Başarının yolunun okumaktan ve sorgulamaktan geçtiğini biliyoruz. Az bilmek için bile çok okumak gerektiğinin, soruları sorabilmek kadar yanıtlarını da bulmanın çok önemli olduğunun farkındayız.

Başarı gece gündüz durmaksızın sürdürülen küçük çabaların toplamıdır. Bu anlamda hem başarılarımızla gurur duyuyoruz hem de böyle bir anabilim dalında çalışmaktan ötürü mutluluk duyuyoruz.

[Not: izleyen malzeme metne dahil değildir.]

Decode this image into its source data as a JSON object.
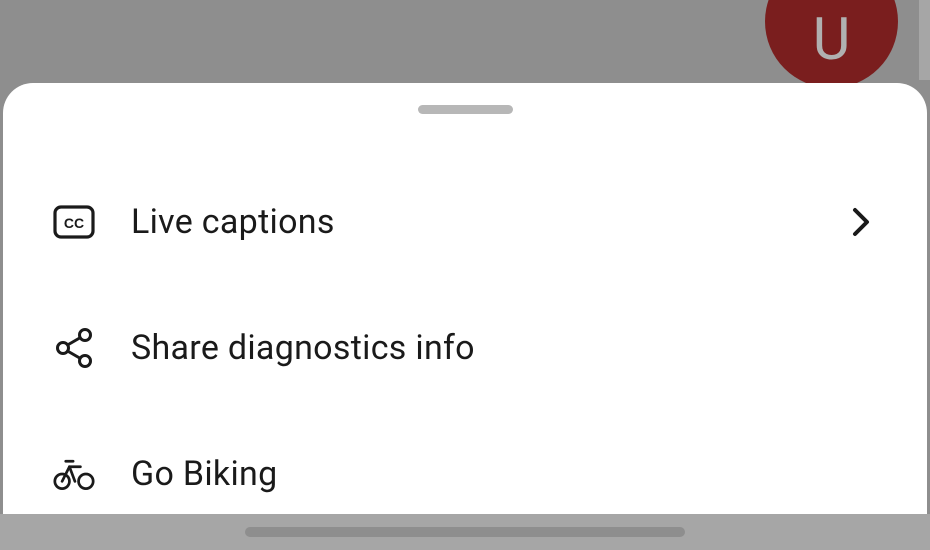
{
  "avatar": {
    "letter": "U"
  },
  "menu": {
    "items": [
      {
        "icon": "cc",
        "label": "Live captions",
        "has_chevron": true
      },
      {
        "icon": "share",
        "label": "Share diagnostics info",
        "has_chevron": false
      },
      {
        "icon": "bike",
        "label": "Go Biking",
        "has_chevron": false
      }
    ]
  }
}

Che Guevara “Bizim hayallerimizin bir sınırı yoktur” ve Albert Einstein ise “Hayal bilgiden daha önemlidir” sözleriyle bir hayali olmayan kişi ve kurumların güdük kalacağına vurgu yapmıştır. Dokuz Eylül Halk Sağlığı Anabilim Dalı olarak biz de hayalin bilgiden daha önemli bir güç olduğunu bilerek çalışıyoruz. Ancak aynı zamanda hayalcilik ile hayallere ulaşabilme arasındaki ince ayırımın da farkındayız. Bu nedenle hiçbir zaman “hayalci” olmadık ama “hayallerimiz”den de vaz geçmedik. Kısacası bizim de hayallerimizin bir sınırı yok!

Halk sağlığı hayalleri olan herkesi bu çatının altına bekliyoruz.